I know part of the problem was my own personality, as I am a natural worrier and organizer, and not at all the type of person who is able to easily “just go with the flow.” I think many of us have unrealistic expectations of what we can and cannot accomplish as a parent. Recently, I read a blog where a young mother stated, “I know that my job is to make all my kids’ dreams and wishes come true.” There was a time when I would have agreed with her, but now I just wanted to tell her that her job is only to help teach her children how to make their own dreams and wishes come true.
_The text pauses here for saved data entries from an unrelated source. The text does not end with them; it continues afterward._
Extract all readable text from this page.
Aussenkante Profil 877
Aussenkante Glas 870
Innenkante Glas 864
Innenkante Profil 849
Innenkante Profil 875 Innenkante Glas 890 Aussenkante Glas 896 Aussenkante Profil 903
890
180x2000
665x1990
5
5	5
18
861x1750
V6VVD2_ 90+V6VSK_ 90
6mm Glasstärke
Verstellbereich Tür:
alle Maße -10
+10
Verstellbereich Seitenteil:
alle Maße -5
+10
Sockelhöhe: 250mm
My son and daughter are both in their late twenties, are each either married to or engaged to a wonderful person who loves them, are working hard at building their careers and are busy exploring their own interests. In other words, they managed to survive my helicopter parenting without any major damage. And they are patient with me when I backslide and begin to inquire as to whether or not they are exercising and eating right, remembering to lock their doors at night, and in general treating them as if they weren’t smart enough to manage their own lives just fine.
I think the final job of parenting is learning to let go. That means letting go of the guilt that we weren’t the perfect parent we wanted to be, letting go of the desire to constantly guide our children’s lives, and letting go of the child they were in order to accept the adult they have become. For every parent, there comes a time when the only thing worth hanging onto is the love.